A year later, present day, I will be graduating Summa Cum Laude with a degree in General Studies and a member of Alpha Sigma Lambda. I have plans to start my MFA next year if I can get grants and scholarships, because I don‘t want to add to my already huge student loan debt. Even though many are telling me to slow down at my age, I can’t say goodbye to academia. I love it too much. I also have too much to prove to myself and cannot bring myself to exit the college experience that I couldn’t get younger in life. Flora is also going back for that elusive undergrad degree next year as well. Even better, my friend Mike suggested I teach English in China next year as he does, and it looks as though I will be a teacher starting in 2024. Through it all, every hardship, every illness, every setback, Flora and I kept the faith and tried to stop regretting the past. We looked with hope at the future. If I had continued on the path I was walking when I arrived in the Philippines, I would never have made it this far. We kept improving and kept our hopes for the future alive – and most of all, we started planning for a future that was as bright as the sun over the azure waters of the Philippine archipelago.

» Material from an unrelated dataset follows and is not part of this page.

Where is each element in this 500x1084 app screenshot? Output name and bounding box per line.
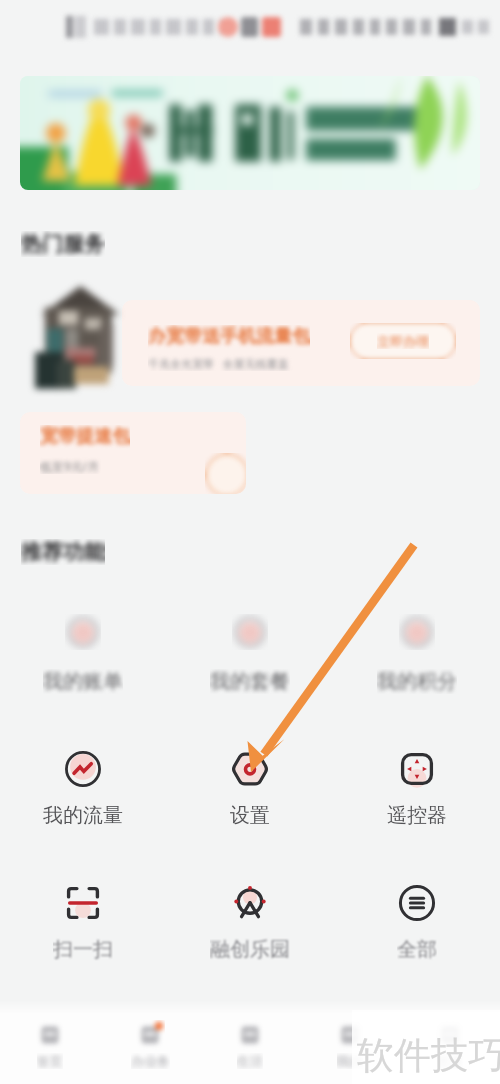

I have my family, friends, and a wife who wants only me in her future. At 55, as I plan for the next ten years – learning, growing, teaching, traveling, making money, and building our future one step at a time, I feel something that had been missing all those years ago, when I got fed up and boarded a plane for the beaches of Iloilo. I feel hope, and it all started when I stepped off that damp gangway, in the mid of night at the airport in Manila, and said, “I’ve arrived.” I felt a glimmer of hope for the first time in my life.